Three: Ron brilliantly decided to stand between his best friend and “supposed” mass murderer. He was damn proud of the insufferable squirt, but if Sirius hadn’t been—
He needed to stop.
Four: Ron, taken again, floating in the lake with who the hell knew what. I hadn’t paid attention then, but Percy had. Now Percy wasn’t even here.
The glass flew, shattering on Fred’s wooden bedroom door.
Five: — he grit his teeth — Ron at the ministry. Ginny, too. Ron could have possibly lost his mind or even his life. He had neglected to watch his little brother‘s back while he could still be, proximity-wise, close to him at school. But he had left like the idiot he was with a cow and a snake and their combined vendettas.

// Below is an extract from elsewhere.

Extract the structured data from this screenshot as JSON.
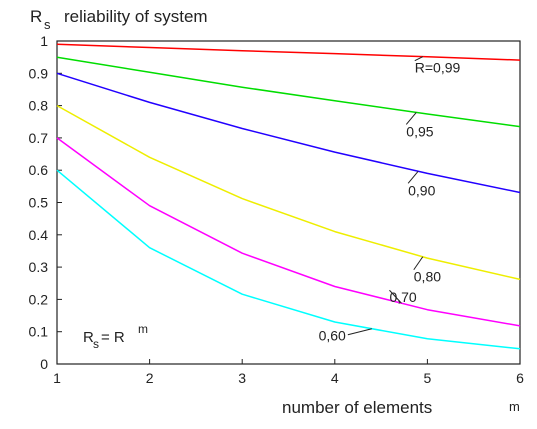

Shadows of guilt and long lost nightmares devoured him like a vulture's prey like no other night before.
It was in the complete darkness of the hours between late and early in which he stumbled. Later he gagged at the intoxicating mix of liquor and inner turmoil. Even later than that, he roared in fury with no direction and no one to hear except his straining vocal cords.
It was sudden, then, the realization of being draped over the kitchen sink with burning eyes. His wobbly legs indulged in the moment and dropped him to the floor. Squished between cabinets and making acquaintances with the dust bunnies, and with no intention of getting up again, George seethed through his scarcely present tears.
As dawn arose and broke though the grime of paneled glass, it framed the doorway of which lingered a red-headed twin, observing.
Silently, Fred stepped over his brother’s motionless feet and settled next to his sleeping twin.
Later rumination from an outside source:
It was a curious occurrence of vulnerability for the twin that night, as fear like no other gripped George Weasley on the floor of his flat.
It had not even been a full day after his younger brother’s birthday and respective brush with death.
Nor would this be the first of many collapses on a floor; countless more were to be observed—and unobserved—in the short future.
George, bless him, did not need such enlightening information, though.